Even earlier than Patty and Chelsea left.
And then there’s Brooklyn.
This sweet, pure little soul who still has a smile. Abandoned by her mother and sister, father long gone and probably as cruel as Patricia always assumed him to be. This child left alone with a grandmother she barely knows and infected with a horrible disease, trapped inside a house with someone who doesn’t have the time of day for her, and still, here she is, dancing.
“You are a very special little girl, you know,” Patricia says.
Brooklyn doesn’t stop dancing. “I know!”
It’s stunning—as in, it actually stuns her—to see a woman openly speak that way about herself, even a young one. In Patricia’s experience, few women can honestly say they’re special, and the ones that do claim it know they’ll be universally hated for it. A woman is supposed to blush or look away, deflect the compliment or pay it back, not just own it.
She blinks, tears in her eyes, as she realizes that out of all of them, Brooklyn might make it to adulthood in one piece, not weighed down by the bullshit trauma they’ve been passing along hand-to-hand like a coveted recipe that always omits some important ingredient out of spite.
The song ends, and Brooklyn throws herself back on the couch as if she’s just run a marathon.
“That was fun!”
“It was,” Patricia agrees, meaning it.

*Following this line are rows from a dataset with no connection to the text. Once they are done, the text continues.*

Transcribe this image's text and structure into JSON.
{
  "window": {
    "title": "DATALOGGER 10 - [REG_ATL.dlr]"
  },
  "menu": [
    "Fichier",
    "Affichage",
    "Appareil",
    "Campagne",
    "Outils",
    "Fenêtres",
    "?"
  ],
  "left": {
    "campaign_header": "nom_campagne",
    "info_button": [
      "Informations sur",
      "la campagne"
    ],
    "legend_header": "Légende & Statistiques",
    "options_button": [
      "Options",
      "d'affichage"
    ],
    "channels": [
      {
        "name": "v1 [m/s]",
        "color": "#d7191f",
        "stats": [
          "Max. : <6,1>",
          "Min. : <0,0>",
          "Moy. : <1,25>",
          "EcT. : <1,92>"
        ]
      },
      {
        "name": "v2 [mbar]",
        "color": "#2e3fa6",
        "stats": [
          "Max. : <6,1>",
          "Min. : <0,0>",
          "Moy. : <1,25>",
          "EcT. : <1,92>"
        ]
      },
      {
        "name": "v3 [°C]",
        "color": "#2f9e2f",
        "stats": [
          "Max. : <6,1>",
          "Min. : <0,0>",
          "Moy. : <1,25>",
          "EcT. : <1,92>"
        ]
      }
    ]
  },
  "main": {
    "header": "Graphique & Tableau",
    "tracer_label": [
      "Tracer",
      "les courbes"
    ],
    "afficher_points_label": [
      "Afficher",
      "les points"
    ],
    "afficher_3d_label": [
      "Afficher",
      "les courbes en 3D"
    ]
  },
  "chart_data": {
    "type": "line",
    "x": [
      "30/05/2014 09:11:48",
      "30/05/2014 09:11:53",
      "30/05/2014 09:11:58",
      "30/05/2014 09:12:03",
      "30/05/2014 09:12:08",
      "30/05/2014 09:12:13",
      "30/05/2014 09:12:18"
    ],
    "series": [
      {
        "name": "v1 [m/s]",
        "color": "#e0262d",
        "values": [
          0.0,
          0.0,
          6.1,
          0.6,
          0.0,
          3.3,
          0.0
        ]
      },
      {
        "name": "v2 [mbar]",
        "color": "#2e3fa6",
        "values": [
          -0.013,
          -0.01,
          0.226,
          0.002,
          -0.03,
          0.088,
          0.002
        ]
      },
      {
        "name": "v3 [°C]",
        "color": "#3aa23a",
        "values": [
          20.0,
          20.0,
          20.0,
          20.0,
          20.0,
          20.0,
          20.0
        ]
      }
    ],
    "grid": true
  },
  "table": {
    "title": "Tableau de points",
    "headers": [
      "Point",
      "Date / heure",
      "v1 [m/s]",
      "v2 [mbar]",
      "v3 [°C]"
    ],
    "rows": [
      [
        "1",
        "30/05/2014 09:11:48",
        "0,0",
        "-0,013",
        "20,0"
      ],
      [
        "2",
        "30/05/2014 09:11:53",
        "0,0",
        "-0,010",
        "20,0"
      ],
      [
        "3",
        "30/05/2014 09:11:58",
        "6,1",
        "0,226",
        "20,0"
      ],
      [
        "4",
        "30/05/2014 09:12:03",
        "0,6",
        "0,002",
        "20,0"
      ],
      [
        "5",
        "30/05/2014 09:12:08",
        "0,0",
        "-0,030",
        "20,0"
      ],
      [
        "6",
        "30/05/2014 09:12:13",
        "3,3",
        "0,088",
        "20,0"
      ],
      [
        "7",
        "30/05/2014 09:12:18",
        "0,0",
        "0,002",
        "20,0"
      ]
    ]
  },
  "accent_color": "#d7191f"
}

As soon as she stops dancing, she, too, is overcome by exhaustion. Despite the glories of narcotics, she can feel her wound pulsing against the new stitches. Perhaps it’s time to stop dancing, after all.
“Will you paint my toenails?” Brooklyn asks her.
“Only if you paint mine,” Patricia says without really thinking but pleased to have said it nonetheless.
In her bathroom, she directs Brooklyn to pull out her nail caddy. It’s rather sparse, as she has a standing weekly appointment at the salon and this is just for emergencies and touch-ups. There are various shades of nude, petal pink, and a bright fuchsia she bought for their last trip to Hawaii, and of course that’s what Brooklyn picks. With a dreamy sort of gentleness, she teaches Brooklyn the steps of a proper pedicure, although they’re not going to soak their feet. Brooklyn listens and asks questions and giggles as Patricia paints her tiny little toenails and reminds her she has to hold still until they’re dry. But when it’s time to do Patricia’s feet, she finds that she can’t get them into position without causing herself immense pain.
“Nana, what happened?” Brooklyn asks, gesturing to the bandages that she’s only just noticed.
“I got hurt,” Patricia tells her. “But I’ll be okay. Maybe you can paint my fingernails instead.”
Brooklyn takes her hand and turns it this way and that. Patricia can only see the way her veins rebelliously wiggle over her bones these days, just another flaw that can’t be fixed with the money she no longer has. “But your nails are so fancy already.”
Patricia smiles and wiggles her fingers. She’s wrong, of course; the French manicure is overgrown and badly chipped.